A comerciante Ana Maria Pimentel Franco Alves, de 75 anos, que era dona de um brechó no bairro Carapina Grande, na Serra, estrangulada por dois homens com uma bermuda em 16 de outubro deste ano, foi morta quando tentou gritar por socorro durante o assalto ao estabelecimento.

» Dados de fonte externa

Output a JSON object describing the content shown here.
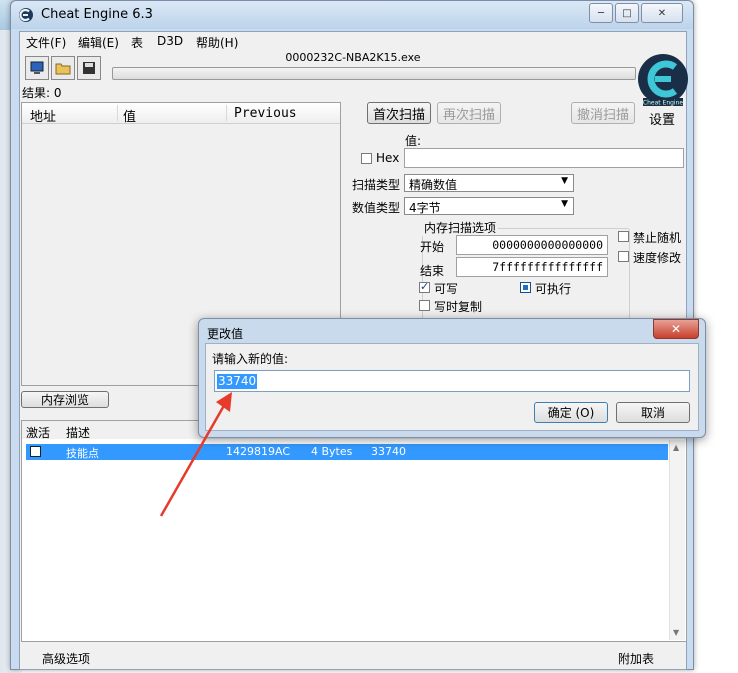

Os suspeitos do crime já estão presos e, segundo a polícia, eles agiram porque viram a vítima sozinha na loja. Roubaram o celular de Ana Maria, além de R$ 30 e seis peças de roupas. Os detalhes do latrocínio foram passados pela Polícia Civil nesta quinta-feira (31).
Segundo a polícia, antes de renderem Ana Maria, os dois homens tentaram furtar uma loja de calçados que fica ao lado do brechó ao avistarem apenas duas mulheres dentro do estabelecimento comercial. No entanto, eles desistiram porque deram de cara com um homem no local.
Idosa foi estrangulada com bermuda
O titular da Delegacia de Segurança Patrimonial (DSP), delegado Gianno Trindade, explicou que os dois suspeitos do latrocínio entraram no brechó e, ao anunciarem o assalto, a comerciante tentou gritar por socorro.
“Eles entraram no brechó para roubarem peças de roupas e dinheiro. No momento que a idosa tentou gritar por socorro, um dos dois pega a mulher pelo pescoço, a leva para os fundos da loja, e ceifa a vida dela por estrangulamento, com uma peça de roupa”, explicou o delegado.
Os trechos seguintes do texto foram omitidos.